Yáng Kāihuì (; courtesy name: Yúnjǐn (); November 6, 1901 – November 14, 1930) was the second wife of Mao Zedong, whom he married in 1920. She had three children with Mao Zedong: Mao Anying, Mao Anqing, and Mao Anlong. Her father was Yang Changji, the head of the Hunan First Normal School and one of Mao’s favorite teachers.
==Early life==
Yang Kaihui was born in the small village of Bancang in Changsha, Hunan Province, on November 6, 1901. Her name meant "Opening Wisdom", although she came to be nicknamed ''Xia'', meaning "Little Dawn." Her father was Yang Changji, a school teacher and leftist intellectual, while her mother was Yang Zhenxi, while she had a brother three years older than her, Yang Kaizhi. Through his teaching of ethics at the First Normal School of Changsha, Changji had become a father figure to a pupil named Mao Zedong, later writing in his journal that "it is truly difficult to imagine someone so intelligent and handsome" as him. A friendship developing, in summer 1916, Mao was invited to spend several days at Yang's Bancang home, walking twenty miles in straw sandals in order to get there. On this occasion, he did not talk to either Zhenxi or Kaizhi, instead bowing his head to them as a mark of respect.
Yang Changji gained a job in Peking, moving his family to the city. Mao arrived in Peking on August 19, 1918 with several like-minded friends from Hunan; upon arrival, they stayed in the Yang's small house in the north of the city. Here, Mao met Kaihui again, with the two discovering a mutual attraction. A friend who knew Kaihui at the time described her as "small in stature and round-faced, with deep-set eyes and pale white skin", and her appearance impressed both Mao and his friends. Kaihui later related that she had "fallen madly in love with him already when I heard about his numerous accomplishments" but did not make her feelings immediately known. She kept "hoping and dreaming" that he shared her feelings and decided that she would never marry anyone but him.

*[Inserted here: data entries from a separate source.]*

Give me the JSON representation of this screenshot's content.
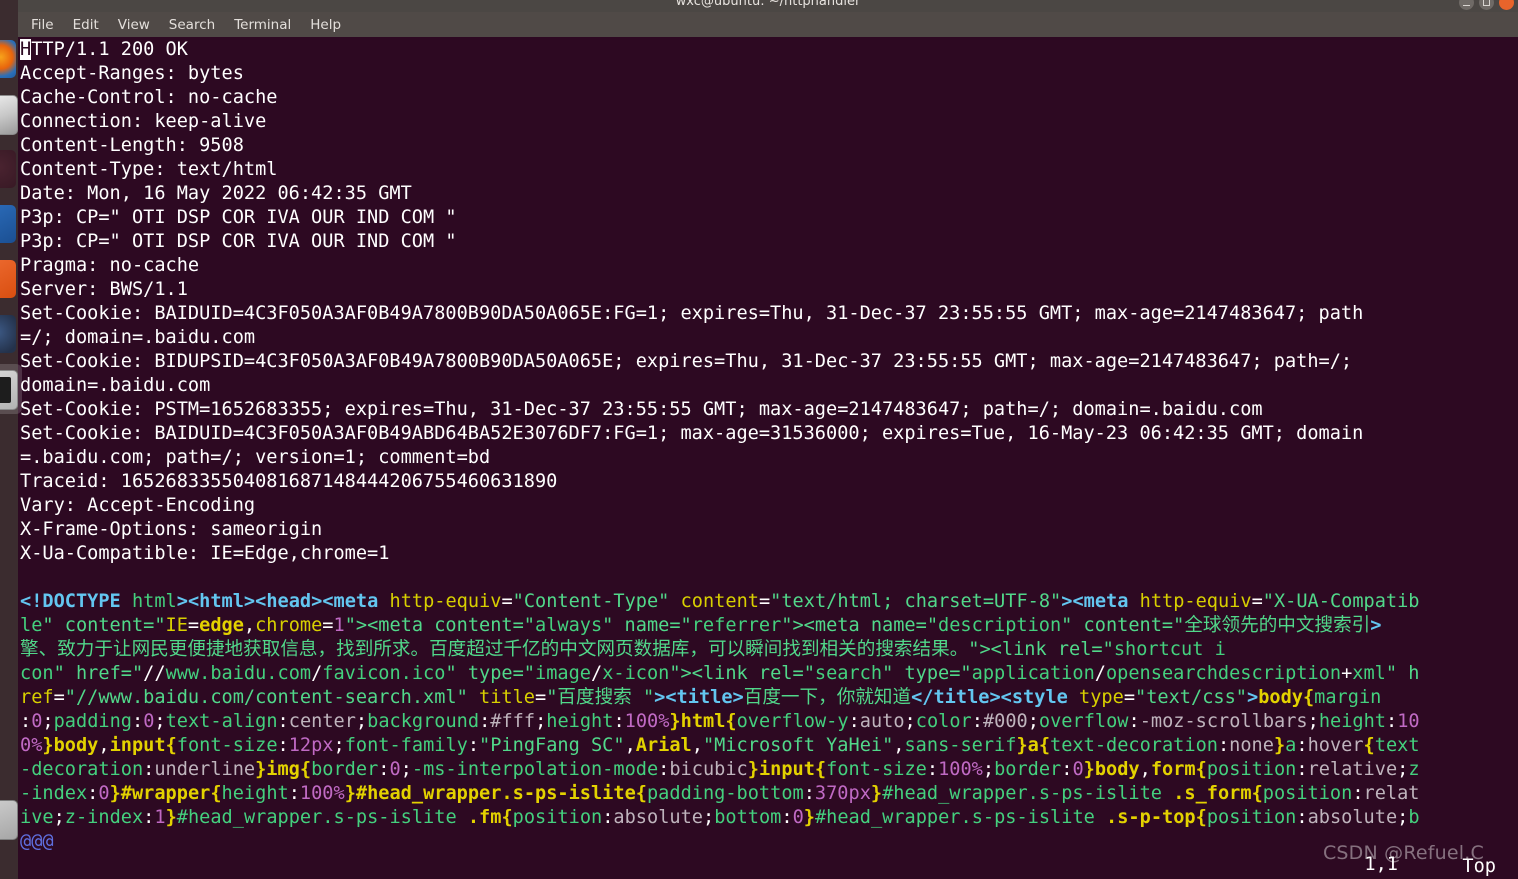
{
  "window": {
    "title": "wxc@ubuntu: ~/httphandler",
    "controls": [
      {
        "name": "minimize",
        "label": "−"
      },
      {
        "name": "maximize",
        "label": "□"
      },
      {
        "name": "close",
        "label": "×"
      }
    ]
  },
  "menubar": {
    "items": [
      {
        "label": "File"
      },
      {
        "label": "Edit"
      },
      {
        "label": "View"
      },
      {
        "label": "Search"
      },
      {
        "label": "Terminal"
      },
      {
        "label": "Help"
      }
    ]
  },
  "launcher": {
    "icons": [
      {
        "name": "firefox-icon"
      },
      {
        "name": "files-icon"
      },
      {
        "name": "amazon-icon"
      },
      {
        "name": "software-center-icon"
      },
      {
        "name": "ubuntu-software-icon"
      },
      {
        "name": "help-icon"
      },
      {
        "name": "terminal-icon"
      },
      {
        "name": "trash-icon"
      }
    ]
  },
  "terminal": {
    "http_response": {
      "status_line": "HTTP/1.1 200 OK",
      "headers": [
        "Accept-Ranges: bytes",
        "Cache-Control: no-cache",
        "Connection: keep-alive",
        "Content-Length: 9508",
        "Content-Type: text/html",
        "Date: Mon, 16 May 2022 06:42:35 GMT",
        "P3p: CP=\" OTI DSP COR IVA OUR IND COM \"",
        "P3p: CP=\" OTI DSP COR IVA OUR IND COM \"",
        "Pragma: no-cache",
        "Server: BWS/1.1",
        "Set-Cookie: BAIDUID=4C3F050A3AF0B49A7800B90DA50A065E:FG=1; expires=Thu, 31-Dec-37 23:55:55 GMT; max-age=2147483647; path=/; domain=.baidu.com",
        "Set-Cookie: BIDUPSID=4C3F050A3AF0B49A7800B90DA50A065E; expires=Thu, 31-Dec-37 23:55:55 GMT; max-age=2147483647; path=/; domain=.baidu.com",
        "Set-Cookie: PSTM=1652683355; expires=Thu, 31-Dec-37 23:55:55 GMT; max-age=2147483647; path=/; domain=.baidu.com",
        "Set-Cookie: BAIDUID=4C3F050A3AF0B49ABD64BA52E3076DF7:FG=1; max-age=31536000; expires=Tue, 16-May-23 06:42:35 GMT; domain=.baidu.com; path=/; version=1; comment=bd",
        "Traceid: 1652683355040816871484442067554606318 90",
        "Vary: Accept-Encoding",
        "X-Frame-Options: sameorigin",
        "X-Ua-Compatible: IE=Edge,chrome=1"
      ]
    },
    "body_lines": [
      "<!DOCTYPE html><html><head><meta http-equiv=\"Content-Type\" content=\"text/html; charset=UTF-8\"><meta http-equiv=\"X-UA-Compatib",
      "le\" content=\"IE=edge,chrome=1\"><meta content=\"always\" name=\"referrer\"><meta name=\"description\" content=\"全球领先的中文搜索引>",
      "擎、致力于让网民更便捷地获取信息，找到所求。百度超过千亿的中文网页数据库，可以瞬间找到相关的搜索结果。\"><link rel=\"shortcut i",
      "con\" href=\"//www.baidu.com/favicon.ico\" type=\"image/x-icon\"><link rel=\"search\" type=\"application/opensearchdescription+xml\" h",
      "ref=\"//www.baidu.com/content-search.xml\" title=\"百度搜索 \"><title>百度一下，你就知道</title><style type=\"text/css\">body{margin",
      ":0;padding:0;text-align:center;background:#fff;height:100%}html{overflow-y:auto;color:#000;overflow:-moz-scrollbars;height:10",
      "0%}body,input{font-size:12px;font-family:\"PingFang SC\",Arial,\"Microsoft YaHei\",sans-serif}a{text-decoration:none}a:hover{text",
      "-decoration:underline}img{border:0;-ms-interpolation-mode:bicubic}input{font-size:100%;border:0}body,form{position:relative;z",
      "-index:0}#wrapper{height:100%}#head_wrapper.s-ps-islite{padding-bottom:370px}#head_wrapper.s-ps-islite .s_form{position:relat",
      "ive;z-index:1}#head_wrapper.s-ps-islite .fm{position:absolute;bottom:0}#head_wrapper.s-ps-islite .s-p-top{position:absolute;b"
    ],
    "eof_marker": "@@@"
  },
  "statusline": {
    "position": "1,1",
    "scroll": "Top"
  },
  "watermark": "CSDN @Refuel.C"
}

Their relationship did not develop swiftly, as Mao was shy and lacked sufficient funds to court her, living in cramped rented accommodation with other Hunanese migrants in Peking's Three-Eyed Well district. Changji secured Mao a job at the university library as assistant to the librarian Li Dazhao, an early Chinese communist.
In January 1920, Yang Changji died due to illness and Yang Kaihui and her mother sent his coffin to Changsha. Mao returned to Peking, something biographer Stuart Schram suspected was partly due to his desire to comfort Kaihui. Yang Kaihui entered into Xiangfu Girls’ School with the help of the father of Li Shuyi. In August of that year, Mao established the Cultural Book Institute in Changsha. Yang met Mao there and participated in the institute.
Following the overthrow of Hunanese warlord Zhang Jingyao by generals favourable to Mao, in September 1920 he was appointed director of the primary school attached to the First Normal School of Changsha. Now possessing social status and material wealth, he was able to marry Kaihui.